Metastasis, the spread of cancer cells from primary tumor to distant organs, accounts for 90% of solid tumor related mortality. The metabolic changes underlying this multistep cascade remain poorly understood. Recent work from our laboratory demonstrated that oxidative stress limits melanoma metastasis. Metastasizing cells utilize the one-carbon cycle to regenerate NADPH and combat oxidative stress. This increase in the NADPH- regenerating arm of one-carbon metabolism may limit the availability of substrates for other processes within the one-carbon cycle, including intermediates for purine biosynthesis. Consistent with this hypothesis, our preliminary data has shown that metastatic nodules have significantly higher levels of AICAR compared to subcutaneous tumors, suggesting a block in the de novo purine biosynthesis pathway. AICAR, an adenosine monophosphate analogue, is an allosteric activator of AMPK. We observe increased activation of AMPK in metastatic nodules compared to subcutaneous tumors. AMPK regulates the metabolic homeostasis by switching metabolism from anabolic to catabolic state thereby increasing cell survival in nutrient scarce conditions. I hypothesize that metastasizing cells preferentially rely on the salvage pathway and upregulate AMPK signaling, thereby switching to a catabolic metabolism to survive the hostile conditions of visceral organs. My proposal uses a clinically relevant model of melanoma metastasis in which patient-derived xenografts are transplanted into immunocompromised mice. Using this system, I will dissect the metabolic cascade and identify metabolic alterations that allow metastasizing melanoma cells to survive.

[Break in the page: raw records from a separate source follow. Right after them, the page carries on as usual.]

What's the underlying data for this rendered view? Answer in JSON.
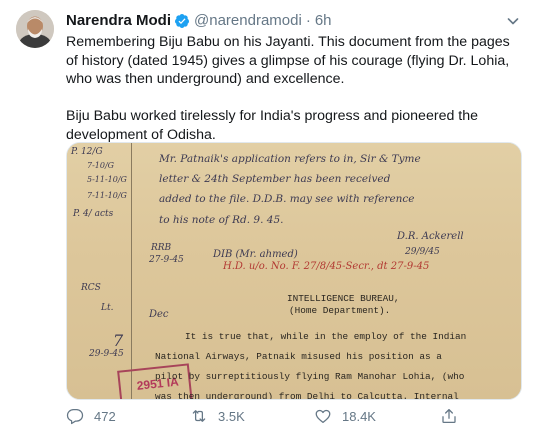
{
  "tweet": {
    "display_name": "Narendra Modi",
    "handle": "@narendramodi",
    "separator": "·",
    "time": "6h",
    "paragraphs": [
      "Remembering Biju Babu on his Jayanti. This document from the pages of history (dated 1945) gives a glimpse of his courage (flying Dr. Lohia, who was then underground) and excellence.",
      "Biju Babu worked tirelessly for India's progress and pioneered the development of Odisha."
    ]
  },
  "document": {
    "hand_lines": [
      "Mr. Patnaik's application refers to in, Sir & Tyme",
      "letter & 24th September has been received",
      "added to the file. D.D.B. may see with reference",
      "to his note of Rd. 9. 45.",
      "D.R. Ackerell",
      "29/9/45"
    ],
    "margin_notes": [
      "P. 12/G",
      "7-10/G",
      "5-11-10/G",
      "7-11-10/G",
      "P. 4/ acts",
      "RRB",
      "27-9-45",
      "RCS",
      "Lt.",
      "Dec",
      "7",
      "29-9-45"
    ],
    "red_line": "H.D. u/o. No. F. 27/8/45-Secr., dt 27-9-45",
    "dib": "DIB (Mr. ahmed)",
    "stamp": "2951 IA",
    "typed_header": [
      "INTELLIGENCE BUREAU,",
      "(Home Department)."
    ],
    "typed_body": [
      "It is true that, while in the employ of the Indian",
      "National Airways, Patnaik misused his position as a",
      "pilot by surreptitiously flying Ram Manohar Lohia, (who",
      "was then underground) from Delhi to Calcutta. Internal"
    ]
  },
  "actions": {
    "replies": "472",
    "retweets": "3.5K",
    "likes": "18.4K"
  },
  "colors": {
    "text": "#14171a",
    "secondary": "#657786",
    "verified": "#1da1f2",
    "border": "#e1e8ed"
  }
}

In aim 1 of this proposal, I will ask whether metastasizing cells preferentially utilize the nucleotide salvage pathway during metastasis.

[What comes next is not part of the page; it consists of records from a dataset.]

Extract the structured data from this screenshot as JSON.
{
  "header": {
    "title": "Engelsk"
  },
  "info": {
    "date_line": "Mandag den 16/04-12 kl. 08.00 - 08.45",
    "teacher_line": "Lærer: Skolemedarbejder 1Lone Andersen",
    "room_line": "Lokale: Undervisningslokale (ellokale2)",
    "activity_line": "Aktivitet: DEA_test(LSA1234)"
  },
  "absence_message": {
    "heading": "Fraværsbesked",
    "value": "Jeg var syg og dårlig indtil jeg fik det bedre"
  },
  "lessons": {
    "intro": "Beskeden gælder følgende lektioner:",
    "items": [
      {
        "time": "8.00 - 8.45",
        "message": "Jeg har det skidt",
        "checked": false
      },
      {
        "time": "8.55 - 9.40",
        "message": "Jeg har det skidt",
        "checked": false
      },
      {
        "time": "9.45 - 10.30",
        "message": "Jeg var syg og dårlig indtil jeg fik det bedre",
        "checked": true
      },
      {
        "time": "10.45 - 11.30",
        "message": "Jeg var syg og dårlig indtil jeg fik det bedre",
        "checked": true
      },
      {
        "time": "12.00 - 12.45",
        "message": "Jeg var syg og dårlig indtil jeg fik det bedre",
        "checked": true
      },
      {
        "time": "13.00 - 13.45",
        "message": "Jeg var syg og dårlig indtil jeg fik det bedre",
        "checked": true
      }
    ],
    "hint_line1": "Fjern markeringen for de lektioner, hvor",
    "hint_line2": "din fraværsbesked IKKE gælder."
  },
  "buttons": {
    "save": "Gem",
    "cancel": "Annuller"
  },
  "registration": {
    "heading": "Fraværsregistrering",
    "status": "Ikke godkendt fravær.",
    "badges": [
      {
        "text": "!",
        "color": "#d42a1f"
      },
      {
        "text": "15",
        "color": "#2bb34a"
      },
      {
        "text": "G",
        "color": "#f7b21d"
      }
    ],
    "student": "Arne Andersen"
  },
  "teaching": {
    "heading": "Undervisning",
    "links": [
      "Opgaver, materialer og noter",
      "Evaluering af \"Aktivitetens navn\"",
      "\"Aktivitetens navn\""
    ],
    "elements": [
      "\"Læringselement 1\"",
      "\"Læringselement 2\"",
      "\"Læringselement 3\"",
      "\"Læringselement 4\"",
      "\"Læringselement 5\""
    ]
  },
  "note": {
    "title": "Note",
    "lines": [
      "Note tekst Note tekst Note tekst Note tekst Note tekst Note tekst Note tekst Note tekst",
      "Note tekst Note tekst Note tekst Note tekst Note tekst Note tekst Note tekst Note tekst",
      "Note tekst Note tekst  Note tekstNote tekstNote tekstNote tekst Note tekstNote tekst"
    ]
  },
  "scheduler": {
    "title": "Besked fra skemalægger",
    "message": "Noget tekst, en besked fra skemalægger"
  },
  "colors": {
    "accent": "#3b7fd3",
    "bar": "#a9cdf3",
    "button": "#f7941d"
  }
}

In aim 2 of this proposal, I will investigate the role of AMPK signaling in promoting survival of metastasizing cells in circulation and upon colonization of distant organs. Successful completion of these aims will uncover the metabolic adaptations which allow metastasizing cells to survive and identify actionable targets to combat metastatic spread.

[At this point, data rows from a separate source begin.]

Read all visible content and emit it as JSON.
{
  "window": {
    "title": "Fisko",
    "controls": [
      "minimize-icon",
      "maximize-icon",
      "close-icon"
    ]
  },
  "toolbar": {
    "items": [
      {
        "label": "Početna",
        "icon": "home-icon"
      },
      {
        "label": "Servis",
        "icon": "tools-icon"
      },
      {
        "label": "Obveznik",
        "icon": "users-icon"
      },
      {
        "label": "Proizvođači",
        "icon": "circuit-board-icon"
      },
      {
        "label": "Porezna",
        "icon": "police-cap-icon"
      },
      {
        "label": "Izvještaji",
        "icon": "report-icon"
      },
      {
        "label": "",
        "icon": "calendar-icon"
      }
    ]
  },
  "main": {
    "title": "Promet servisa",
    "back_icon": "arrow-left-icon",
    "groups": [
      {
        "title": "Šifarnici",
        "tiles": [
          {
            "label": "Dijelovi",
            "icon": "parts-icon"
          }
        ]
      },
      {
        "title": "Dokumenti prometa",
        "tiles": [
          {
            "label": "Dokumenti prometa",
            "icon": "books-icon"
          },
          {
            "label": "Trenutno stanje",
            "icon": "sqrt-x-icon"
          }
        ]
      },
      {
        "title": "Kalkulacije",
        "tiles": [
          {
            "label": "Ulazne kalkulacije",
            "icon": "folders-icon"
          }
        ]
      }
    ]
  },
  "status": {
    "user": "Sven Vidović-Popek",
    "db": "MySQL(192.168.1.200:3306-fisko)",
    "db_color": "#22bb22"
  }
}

Metastasis is the most lethal stage of cancer progression, however, there is a lack of therapies specifically targeting metastatic spread. Utilizing a clinically relevant Patient-Derived Xenograft model of melanoma metastasis will permit investigation of the metabolic alterations that promote survival of metastasizing cells. This will allow for the identification and rational design of novel therapeutic targets to combat metastatic progression.